A: Architecture components:
- Data Ingestion: Kafka for high-throughput event streaming
- Storage Layer: Cassandra for time-series data storage
- Query Layer: Application servers with connection pooling
- Caching Layer: Redis for hot data caching
- Analytics Layer: Spark for batch processing
Data model:
-- Time-series events table
CREATE TABLE analytics.events (
event_type TEXT,
timestamp TIMESTAMP,
user_id UUID,
event_data TEXT,
PRIMARY KEY (event_type, timestamp, user_id)
) WITH CLUSTERING ORDER BY (timestamp DESC);
Considerations:
- Partition Design: Avoid hot partitions
- TTL Strategy: Automatic data expiration
- Compaction: TimeWindowCompactionStrategy for time-series
- Read Patterns: Optimize for time-range queries
Multi-Datacenter Design
Q: How would you design Cassandra for global deployment?
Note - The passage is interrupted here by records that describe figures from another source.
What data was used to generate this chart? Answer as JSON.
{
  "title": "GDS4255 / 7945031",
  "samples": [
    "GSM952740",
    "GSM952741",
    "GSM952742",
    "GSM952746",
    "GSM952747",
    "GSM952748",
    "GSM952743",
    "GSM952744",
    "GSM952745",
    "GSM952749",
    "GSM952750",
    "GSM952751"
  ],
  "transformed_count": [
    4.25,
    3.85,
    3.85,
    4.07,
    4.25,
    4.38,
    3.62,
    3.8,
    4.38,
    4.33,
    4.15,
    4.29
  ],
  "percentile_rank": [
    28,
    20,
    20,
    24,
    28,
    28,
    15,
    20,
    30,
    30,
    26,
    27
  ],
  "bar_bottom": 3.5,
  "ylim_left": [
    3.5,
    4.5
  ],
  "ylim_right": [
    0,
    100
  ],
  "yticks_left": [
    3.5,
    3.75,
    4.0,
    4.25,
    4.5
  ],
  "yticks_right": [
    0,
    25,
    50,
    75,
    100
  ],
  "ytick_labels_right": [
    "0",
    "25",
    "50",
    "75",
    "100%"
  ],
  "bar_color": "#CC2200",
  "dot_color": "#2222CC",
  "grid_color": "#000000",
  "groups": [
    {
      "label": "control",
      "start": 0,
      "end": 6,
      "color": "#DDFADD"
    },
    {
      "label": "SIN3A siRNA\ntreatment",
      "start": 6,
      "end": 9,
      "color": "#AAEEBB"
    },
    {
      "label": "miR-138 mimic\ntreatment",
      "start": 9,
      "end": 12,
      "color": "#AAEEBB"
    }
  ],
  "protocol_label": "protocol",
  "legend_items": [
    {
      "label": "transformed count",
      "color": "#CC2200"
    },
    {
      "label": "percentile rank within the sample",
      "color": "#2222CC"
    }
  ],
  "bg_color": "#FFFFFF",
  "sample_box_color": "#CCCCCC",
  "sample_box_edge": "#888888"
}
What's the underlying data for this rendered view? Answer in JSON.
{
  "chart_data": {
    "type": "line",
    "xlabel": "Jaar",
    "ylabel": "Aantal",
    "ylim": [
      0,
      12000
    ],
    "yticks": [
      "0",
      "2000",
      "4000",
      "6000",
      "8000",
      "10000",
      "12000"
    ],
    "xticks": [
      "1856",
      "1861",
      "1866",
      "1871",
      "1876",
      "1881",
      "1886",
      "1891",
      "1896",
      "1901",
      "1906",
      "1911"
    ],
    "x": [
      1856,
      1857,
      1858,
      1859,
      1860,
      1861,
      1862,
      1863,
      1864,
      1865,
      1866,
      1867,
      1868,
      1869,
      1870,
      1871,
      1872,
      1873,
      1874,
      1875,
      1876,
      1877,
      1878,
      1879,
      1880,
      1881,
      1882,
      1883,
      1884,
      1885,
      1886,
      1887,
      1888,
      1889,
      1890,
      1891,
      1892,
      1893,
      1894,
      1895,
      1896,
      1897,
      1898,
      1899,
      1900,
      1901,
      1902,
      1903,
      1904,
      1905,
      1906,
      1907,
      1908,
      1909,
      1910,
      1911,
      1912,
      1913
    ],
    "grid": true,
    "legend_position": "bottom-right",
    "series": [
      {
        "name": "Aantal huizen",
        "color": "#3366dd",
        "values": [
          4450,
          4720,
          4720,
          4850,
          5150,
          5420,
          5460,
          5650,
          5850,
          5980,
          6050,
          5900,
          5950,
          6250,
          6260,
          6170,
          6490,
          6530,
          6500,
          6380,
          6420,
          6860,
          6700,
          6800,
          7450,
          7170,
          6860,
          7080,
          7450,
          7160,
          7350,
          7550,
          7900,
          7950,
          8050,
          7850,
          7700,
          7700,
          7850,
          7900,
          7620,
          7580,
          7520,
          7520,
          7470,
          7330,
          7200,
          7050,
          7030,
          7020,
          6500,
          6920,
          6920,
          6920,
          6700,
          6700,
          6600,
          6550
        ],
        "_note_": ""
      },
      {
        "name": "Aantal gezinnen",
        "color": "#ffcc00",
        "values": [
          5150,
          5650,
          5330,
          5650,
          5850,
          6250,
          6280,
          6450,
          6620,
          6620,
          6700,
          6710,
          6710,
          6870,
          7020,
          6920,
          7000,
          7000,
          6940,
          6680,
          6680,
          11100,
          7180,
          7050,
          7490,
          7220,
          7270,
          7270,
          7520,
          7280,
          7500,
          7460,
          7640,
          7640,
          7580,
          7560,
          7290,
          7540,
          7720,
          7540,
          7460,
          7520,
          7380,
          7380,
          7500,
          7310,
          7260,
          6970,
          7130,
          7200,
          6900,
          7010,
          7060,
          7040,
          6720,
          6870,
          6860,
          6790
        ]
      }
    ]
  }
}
A: Multi-datacenter strategy:
- Geographic Distribution: Deploy in multiple regions
- Replication Strategy: NetworkTopologyStrategy with regional replication
- Consistency Levels: Use LOCAL_QUORUM for low latency
- Data Locality: Route reads to local datacenter
- Disaster Recovery: Cross-datacenter replication for RTO/RPO
Configuration:
CREATE KEYSPACE global_app
WITH REPLICATION = {
'class': 'NetworkTopologyStrategy',
'us-east': 3,
'us-west': 3,
'eu-west': 3,
'asia-pacific': 3
};
Trade-off Analysis
Cassandra vs Alternatives
Q: When would you choose Cassandra over DynamoDB or MongoDB?
A: Choose Cassandra when:
- Scale Requirements: Need to handle petabytes of data
- Multi-Datacenter: Global deployment with local reads
- Time-Series Data: Optimized for time-ordered data
- Cost Control: Want to avoid vendor lock-in
- Custom Tuning: Need fine-grained control over performance
Choose DynamoDB when:
- Managed Service: Want fully managed solution
- Predictable Workloads: Consistent access patterns
- AWS Ecosystem: Already using AWS services
- Auto-Scaling: Need automatic scaling without planning
Choose MongoDB when:
- Complex Queries: Need rich query capabilities
- Document Model: Natural fit for document data
- ACID Transactions: Need strong consistency guarantees
- Developer Experience: Prefer JSON-like data model
Real-World Scenarios
Production Case Studies
Netflix: Global Content Delivery
- Scale: 100+ billion events per day
- Architecture: Multi-datacenter Cassandra deployment
- Use Case: User viewing history, recommendations
- Challenges: Global consistency, low latency requirements
- Solutions: Eventual consistency, local reads, anti-entropy repair
Instagram: User Activity Tracking
- Scale: 500+ million users, billions of interactions
- Architecture: Time-series optimized Cassandra
- Use Case: User feeds, activity streams
- Challenges: Hot partitions, write amplification
- Solutions: Partition design, compaction tuning, caching
Failure Stories & Lessons
Configuration Mistakes
Scenario: Production cluster experiencing data loss Root Cause: Incorrect replication factor configuration Impact: 2 hours of data loss, service degradation Lesson: Always validate replication strategy before production deployment
Scaling Issues
Scenario: Cluster performance degradation after adding nodes Root Cause: Insufficient network bandwidth for streaming Impact: 50% performance drop during rebalancing Lesson: Plan network capacity for scaling operations
Memory Pressure
Scenario: Cluster nodes crashing due to out-of-memory errors Root Cause: Heap size too large, insufficient OS cache Impact: Service unavailability, data inconsistency Lesson: Balance heap size with OS cache requirements
This comprehensive guide covers Cassandra from basic concepts to advanced production deployment, providing the depth needed for both technical interviews and real-world system design scenarios.